Il punto fermo della Marini rimane comunque la famiglia, in particolare la mamma:

“Il posto dove sto meglio è quello in cui c’è mia mamma, io con lei sto bene ovunque. La chiamo ‘La Wonder’, è la mia migliore amica. Credo che l’amore materno sia un legame unico. E avere un rapporto bello con la propria madre per me significa avere un rapporto sereno con la vita […] Credo che l’amore materno sia un legame unico. E avere un rapporto bello con la propria madre per me significa avere un rapporto sereno con la vita”.

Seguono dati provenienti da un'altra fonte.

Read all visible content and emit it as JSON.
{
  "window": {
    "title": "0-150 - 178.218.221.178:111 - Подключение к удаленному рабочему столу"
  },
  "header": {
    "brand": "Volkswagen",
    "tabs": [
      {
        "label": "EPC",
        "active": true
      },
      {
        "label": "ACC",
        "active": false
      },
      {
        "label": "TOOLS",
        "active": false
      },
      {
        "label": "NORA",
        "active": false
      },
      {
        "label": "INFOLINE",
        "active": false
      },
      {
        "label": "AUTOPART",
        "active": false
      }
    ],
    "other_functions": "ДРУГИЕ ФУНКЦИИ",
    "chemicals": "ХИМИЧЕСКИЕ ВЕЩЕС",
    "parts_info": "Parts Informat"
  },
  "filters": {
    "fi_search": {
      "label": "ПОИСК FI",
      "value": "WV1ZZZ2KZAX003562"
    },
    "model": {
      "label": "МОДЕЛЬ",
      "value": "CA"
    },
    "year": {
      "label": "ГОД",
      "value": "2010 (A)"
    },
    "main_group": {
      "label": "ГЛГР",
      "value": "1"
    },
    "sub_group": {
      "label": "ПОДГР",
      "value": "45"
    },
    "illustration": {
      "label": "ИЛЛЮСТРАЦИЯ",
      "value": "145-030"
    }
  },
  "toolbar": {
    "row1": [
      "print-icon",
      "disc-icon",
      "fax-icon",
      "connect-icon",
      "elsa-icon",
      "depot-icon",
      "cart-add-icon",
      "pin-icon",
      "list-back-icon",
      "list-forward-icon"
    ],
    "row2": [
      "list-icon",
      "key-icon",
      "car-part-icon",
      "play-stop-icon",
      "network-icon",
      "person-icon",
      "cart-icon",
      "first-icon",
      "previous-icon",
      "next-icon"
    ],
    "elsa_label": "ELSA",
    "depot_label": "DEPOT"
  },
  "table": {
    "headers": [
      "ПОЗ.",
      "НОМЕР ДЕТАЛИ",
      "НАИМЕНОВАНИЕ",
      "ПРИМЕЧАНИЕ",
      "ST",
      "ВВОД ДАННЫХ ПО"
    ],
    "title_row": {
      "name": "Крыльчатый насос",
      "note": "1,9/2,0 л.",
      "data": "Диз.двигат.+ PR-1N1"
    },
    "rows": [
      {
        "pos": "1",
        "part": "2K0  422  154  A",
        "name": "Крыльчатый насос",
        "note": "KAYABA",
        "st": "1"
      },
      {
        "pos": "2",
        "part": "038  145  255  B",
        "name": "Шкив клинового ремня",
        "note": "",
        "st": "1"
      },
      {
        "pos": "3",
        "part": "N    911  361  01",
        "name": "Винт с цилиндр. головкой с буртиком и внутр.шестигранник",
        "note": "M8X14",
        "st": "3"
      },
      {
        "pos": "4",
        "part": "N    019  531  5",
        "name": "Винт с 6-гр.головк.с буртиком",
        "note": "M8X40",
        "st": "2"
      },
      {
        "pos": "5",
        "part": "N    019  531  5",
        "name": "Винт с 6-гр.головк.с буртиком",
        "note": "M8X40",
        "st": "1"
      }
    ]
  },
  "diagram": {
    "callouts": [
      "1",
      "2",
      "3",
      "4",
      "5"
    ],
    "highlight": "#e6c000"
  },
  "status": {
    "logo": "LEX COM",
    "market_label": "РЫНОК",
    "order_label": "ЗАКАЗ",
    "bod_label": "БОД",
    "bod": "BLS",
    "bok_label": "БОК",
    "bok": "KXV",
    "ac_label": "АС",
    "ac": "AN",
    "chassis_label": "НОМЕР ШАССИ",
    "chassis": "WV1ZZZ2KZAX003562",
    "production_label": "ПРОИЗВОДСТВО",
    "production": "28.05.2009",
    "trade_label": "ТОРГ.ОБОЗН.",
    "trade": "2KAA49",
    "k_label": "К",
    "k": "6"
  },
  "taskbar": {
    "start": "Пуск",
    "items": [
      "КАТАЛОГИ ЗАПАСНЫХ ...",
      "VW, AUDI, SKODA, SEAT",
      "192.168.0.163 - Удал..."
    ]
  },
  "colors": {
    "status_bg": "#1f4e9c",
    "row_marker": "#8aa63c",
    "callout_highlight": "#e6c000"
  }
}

Per quanto riguarda l’amore, la showgirl è convinta che deve essere vissuto sempre intensamente, a costo di rimanerci scottati. Così Valeria racconta che a 14 anni si innamorò per la prima volta di un libraio molto più grande di lei, che poi le spezzò il cuore:

“Io sono una che soffre per amore, ma del resto chi può dire il contrario? Senza non si vive. È l’amore la forza che muove il mondo”.

Oggi la showgirl ha 47 anni, ma vive con serenità la sua età. Ha un solo desiderio prima di raggiungere i 50, quello di diventare mamma:

“Vorrei un figlio perché la famiglia è la cosa più importante”.